Liu Zhenya, chairman of State Grid, told reporters that wind and thermal power produced in Xinjiang could reach Germany at half the present cost of electricity there.
According to the Financial Times, exporting power to central Asia and beyond falls into China’s “one belt, one road” ambitions to export industrial overcapacity and engineering expertise as it faces slowing growth at home.
Australia sees its future importing millions of solar panels and batteries from China to deliver the Turnbull government’s solar and storage revolution. Meanwhile, the Middle Kingdom is planning to keep burning coal and to ship electricity to Germany, where the renewable revolution has made power so expensive it may soon be cheaper to get it from half a world away, from coal.
We’ve got to hand it to Greg Hunt: the idea that subsidising households to the tune of $45,000 to knock a piddling 20% off the recipient’s power bill makes economic sense is risible. But economics never was Greg’s strength. Like everything else Greg has to say about electricity, his household solar/battery ‘plan’ is driven by the worldly logic of a child that spent its formative years in a cupboard under the stairs.

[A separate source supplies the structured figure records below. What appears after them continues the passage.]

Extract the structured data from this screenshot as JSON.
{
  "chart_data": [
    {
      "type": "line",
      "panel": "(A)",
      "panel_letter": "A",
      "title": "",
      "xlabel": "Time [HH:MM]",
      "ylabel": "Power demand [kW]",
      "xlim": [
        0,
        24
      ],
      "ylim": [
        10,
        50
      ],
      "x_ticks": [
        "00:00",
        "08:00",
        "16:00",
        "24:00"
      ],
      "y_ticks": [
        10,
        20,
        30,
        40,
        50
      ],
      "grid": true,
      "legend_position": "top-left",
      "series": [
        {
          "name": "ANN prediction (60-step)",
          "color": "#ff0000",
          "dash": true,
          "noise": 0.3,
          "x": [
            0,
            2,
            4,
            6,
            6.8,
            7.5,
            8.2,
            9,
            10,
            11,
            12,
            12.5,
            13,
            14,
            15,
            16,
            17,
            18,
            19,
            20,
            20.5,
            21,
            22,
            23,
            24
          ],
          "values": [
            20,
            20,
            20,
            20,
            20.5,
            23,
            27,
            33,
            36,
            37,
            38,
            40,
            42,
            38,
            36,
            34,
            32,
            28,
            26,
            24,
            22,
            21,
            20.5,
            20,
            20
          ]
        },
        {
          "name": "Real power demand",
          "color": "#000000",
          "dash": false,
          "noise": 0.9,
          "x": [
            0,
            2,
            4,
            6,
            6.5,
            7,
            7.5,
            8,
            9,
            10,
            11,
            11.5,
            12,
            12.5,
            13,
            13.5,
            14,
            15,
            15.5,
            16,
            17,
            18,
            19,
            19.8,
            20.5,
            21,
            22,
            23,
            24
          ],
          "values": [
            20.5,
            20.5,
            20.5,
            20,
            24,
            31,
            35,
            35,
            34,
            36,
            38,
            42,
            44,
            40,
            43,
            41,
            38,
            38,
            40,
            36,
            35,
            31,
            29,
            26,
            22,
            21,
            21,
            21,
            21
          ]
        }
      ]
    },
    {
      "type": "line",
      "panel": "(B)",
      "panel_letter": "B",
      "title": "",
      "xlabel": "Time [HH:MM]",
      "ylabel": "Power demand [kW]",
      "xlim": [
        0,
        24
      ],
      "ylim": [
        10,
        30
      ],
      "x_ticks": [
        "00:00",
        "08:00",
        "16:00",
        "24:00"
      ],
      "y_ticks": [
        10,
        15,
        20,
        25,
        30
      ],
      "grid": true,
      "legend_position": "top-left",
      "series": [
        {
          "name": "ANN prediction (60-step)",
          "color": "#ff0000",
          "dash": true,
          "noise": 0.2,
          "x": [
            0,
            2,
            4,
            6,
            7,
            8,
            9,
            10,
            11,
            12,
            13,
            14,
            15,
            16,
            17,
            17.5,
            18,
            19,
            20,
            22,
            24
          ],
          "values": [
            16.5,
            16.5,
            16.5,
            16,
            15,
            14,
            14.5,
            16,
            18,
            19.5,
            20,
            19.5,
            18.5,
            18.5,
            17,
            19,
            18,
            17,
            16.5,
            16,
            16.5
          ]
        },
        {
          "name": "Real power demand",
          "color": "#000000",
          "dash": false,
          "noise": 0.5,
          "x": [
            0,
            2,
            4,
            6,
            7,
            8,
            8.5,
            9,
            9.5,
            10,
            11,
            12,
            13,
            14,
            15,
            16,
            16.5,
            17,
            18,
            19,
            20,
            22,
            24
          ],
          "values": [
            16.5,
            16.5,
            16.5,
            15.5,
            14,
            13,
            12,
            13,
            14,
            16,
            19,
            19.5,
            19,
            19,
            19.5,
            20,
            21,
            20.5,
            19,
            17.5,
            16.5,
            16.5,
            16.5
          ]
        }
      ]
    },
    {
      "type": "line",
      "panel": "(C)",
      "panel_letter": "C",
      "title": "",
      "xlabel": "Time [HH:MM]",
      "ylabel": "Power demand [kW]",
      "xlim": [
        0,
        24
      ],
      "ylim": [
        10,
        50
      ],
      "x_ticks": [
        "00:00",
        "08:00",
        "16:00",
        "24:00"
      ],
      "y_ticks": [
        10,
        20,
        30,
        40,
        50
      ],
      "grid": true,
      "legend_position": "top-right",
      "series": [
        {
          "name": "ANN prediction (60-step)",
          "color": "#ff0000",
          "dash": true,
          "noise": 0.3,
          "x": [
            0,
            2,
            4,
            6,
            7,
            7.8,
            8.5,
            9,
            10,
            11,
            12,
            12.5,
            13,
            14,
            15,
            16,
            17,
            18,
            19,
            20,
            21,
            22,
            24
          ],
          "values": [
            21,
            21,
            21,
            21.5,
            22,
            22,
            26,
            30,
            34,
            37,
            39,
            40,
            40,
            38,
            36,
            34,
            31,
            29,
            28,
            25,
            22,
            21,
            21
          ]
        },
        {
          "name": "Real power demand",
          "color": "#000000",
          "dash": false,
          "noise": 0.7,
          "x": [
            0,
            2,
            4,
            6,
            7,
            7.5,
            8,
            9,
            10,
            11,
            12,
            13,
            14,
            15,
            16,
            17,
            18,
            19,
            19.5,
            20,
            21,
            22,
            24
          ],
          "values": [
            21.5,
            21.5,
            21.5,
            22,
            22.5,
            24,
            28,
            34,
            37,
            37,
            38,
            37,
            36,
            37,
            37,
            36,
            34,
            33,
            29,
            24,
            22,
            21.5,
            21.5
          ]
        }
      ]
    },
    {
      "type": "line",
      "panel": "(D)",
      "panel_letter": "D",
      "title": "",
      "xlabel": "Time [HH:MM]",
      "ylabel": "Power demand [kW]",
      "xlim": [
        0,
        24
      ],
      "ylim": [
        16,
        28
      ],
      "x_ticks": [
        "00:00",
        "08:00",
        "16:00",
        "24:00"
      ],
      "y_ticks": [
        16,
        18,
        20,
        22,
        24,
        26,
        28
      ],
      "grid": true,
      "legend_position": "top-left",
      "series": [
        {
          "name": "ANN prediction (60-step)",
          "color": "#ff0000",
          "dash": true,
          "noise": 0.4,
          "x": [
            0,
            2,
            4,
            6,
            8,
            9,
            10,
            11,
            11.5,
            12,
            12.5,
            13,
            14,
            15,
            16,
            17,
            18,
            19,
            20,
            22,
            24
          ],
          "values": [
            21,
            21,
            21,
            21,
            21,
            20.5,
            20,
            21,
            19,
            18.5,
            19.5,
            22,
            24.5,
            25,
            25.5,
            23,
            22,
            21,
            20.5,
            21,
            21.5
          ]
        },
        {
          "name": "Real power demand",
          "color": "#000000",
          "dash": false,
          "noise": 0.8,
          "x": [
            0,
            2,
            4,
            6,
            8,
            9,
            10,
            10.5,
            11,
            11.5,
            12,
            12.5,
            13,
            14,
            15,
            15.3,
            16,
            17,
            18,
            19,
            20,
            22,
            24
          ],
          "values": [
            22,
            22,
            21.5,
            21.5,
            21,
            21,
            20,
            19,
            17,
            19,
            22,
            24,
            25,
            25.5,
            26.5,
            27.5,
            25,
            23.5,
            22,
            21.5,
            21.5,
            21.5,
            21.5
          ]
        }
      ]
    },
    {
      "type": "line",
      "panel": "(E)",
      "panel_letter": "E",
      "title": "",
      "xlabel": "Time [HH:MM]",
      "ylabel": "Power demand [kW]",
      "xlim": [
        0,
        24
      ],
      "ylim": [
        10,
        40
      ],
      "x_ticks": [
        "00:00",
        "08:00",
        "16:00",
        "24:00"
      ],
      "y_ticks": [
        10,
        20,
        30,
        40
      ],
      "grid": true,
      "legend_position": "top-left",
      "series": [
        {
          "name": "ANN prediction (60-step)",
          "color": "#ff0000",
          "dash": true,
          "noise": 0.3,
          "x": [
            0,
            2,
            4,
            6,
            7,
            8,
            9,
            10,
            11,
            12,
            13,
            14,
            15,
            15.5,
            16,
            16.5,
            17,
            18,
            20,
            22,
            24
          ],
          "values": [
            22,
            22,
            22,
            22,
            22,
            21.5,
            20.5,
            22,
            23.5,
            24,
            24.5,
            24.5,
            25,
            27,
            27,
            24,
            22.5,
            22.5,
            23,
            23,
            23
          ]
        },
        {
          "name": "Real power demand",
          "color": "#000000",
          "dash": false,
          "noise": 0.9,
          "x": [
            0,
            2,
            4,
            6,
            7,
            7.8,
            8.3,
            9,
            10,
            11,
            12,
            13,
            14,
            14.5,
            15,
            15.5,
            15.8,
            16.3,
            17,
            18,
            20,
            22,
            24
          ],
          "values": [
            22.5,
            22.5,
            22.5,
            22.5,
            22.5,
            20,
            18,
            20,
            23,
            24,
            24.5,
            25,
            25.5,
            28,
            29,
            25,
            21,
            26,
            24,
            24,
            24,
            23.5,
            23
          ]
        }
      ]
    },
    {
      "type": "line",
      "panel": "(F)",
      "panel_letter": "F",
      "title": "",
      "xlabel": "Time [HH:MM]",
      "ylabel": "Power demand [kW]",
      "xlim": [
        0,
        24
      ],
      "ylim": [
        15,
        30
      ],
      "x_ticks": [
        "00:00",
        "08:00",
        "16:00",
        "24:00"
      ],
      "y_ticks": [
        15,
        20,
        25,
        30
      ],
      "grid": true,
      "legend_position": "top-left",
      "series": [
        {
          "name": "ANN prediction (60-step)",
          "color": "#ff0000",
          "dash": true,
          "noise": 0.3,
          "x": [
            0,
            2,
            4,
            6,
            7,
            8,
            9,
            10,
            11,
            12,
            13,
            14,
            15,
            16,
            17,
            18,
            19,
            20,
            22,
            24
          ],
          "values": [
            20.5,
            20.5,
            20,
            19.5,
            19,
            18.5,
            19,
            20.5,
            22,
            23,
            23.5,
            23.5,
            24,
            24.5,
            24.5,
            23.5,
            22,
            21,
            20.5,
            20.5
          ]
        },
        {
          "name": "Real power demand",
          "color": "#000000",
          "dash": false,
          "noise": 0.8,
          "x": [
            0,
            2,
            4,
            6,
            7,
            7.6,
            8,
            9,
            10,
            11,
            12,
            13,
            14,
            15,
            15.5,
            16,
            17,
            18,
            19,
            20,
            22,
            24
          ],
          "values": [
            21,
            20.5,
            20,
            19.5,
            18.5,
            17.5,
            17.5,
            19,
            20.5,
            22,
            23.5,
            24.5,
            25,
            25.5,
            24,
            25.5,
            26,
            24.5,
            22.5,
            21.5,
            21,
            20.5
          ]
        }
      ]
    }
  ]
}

The commercial value of the electricity produced and stored under the scheme he was touting in Perth will never repay the capital cost (the punter still pays 80% of their escalating power bill) and, as with every subsidy, the full cost is borne by someone else (ie you and me).
The reason Greg is spruiking battery power is because the wind industry plants in his office (which includes Patrick Gibbons one of the clowns responsible for South Australia’s wind power disaster) have told him to.
The bulk storage of electricity is an engineering and economic pipe dream, pedaled by energy lightweights in an effort to maintain monstrous rorts like Australia’s LRET – a $45 billion tax on all power consumers, designed to go to Patrick Gibbon’s mates in the wind industry, as the biggest single industry subsidy scheme in the history of the Commonwealth: ‘corporate welfare on steroids‘, as switched-on Liberal, Angus Taylor calls it.
If Australia wants to end up where Germany is (and South Australia is already there), it need only follow the moonbeam and fairy dust ‘policies’ being pitched by Hunt and Turnbull. If not, then watch and learn from the inscrutable Chinese: cheap, reliable energy means real power, and to China, real power is everything.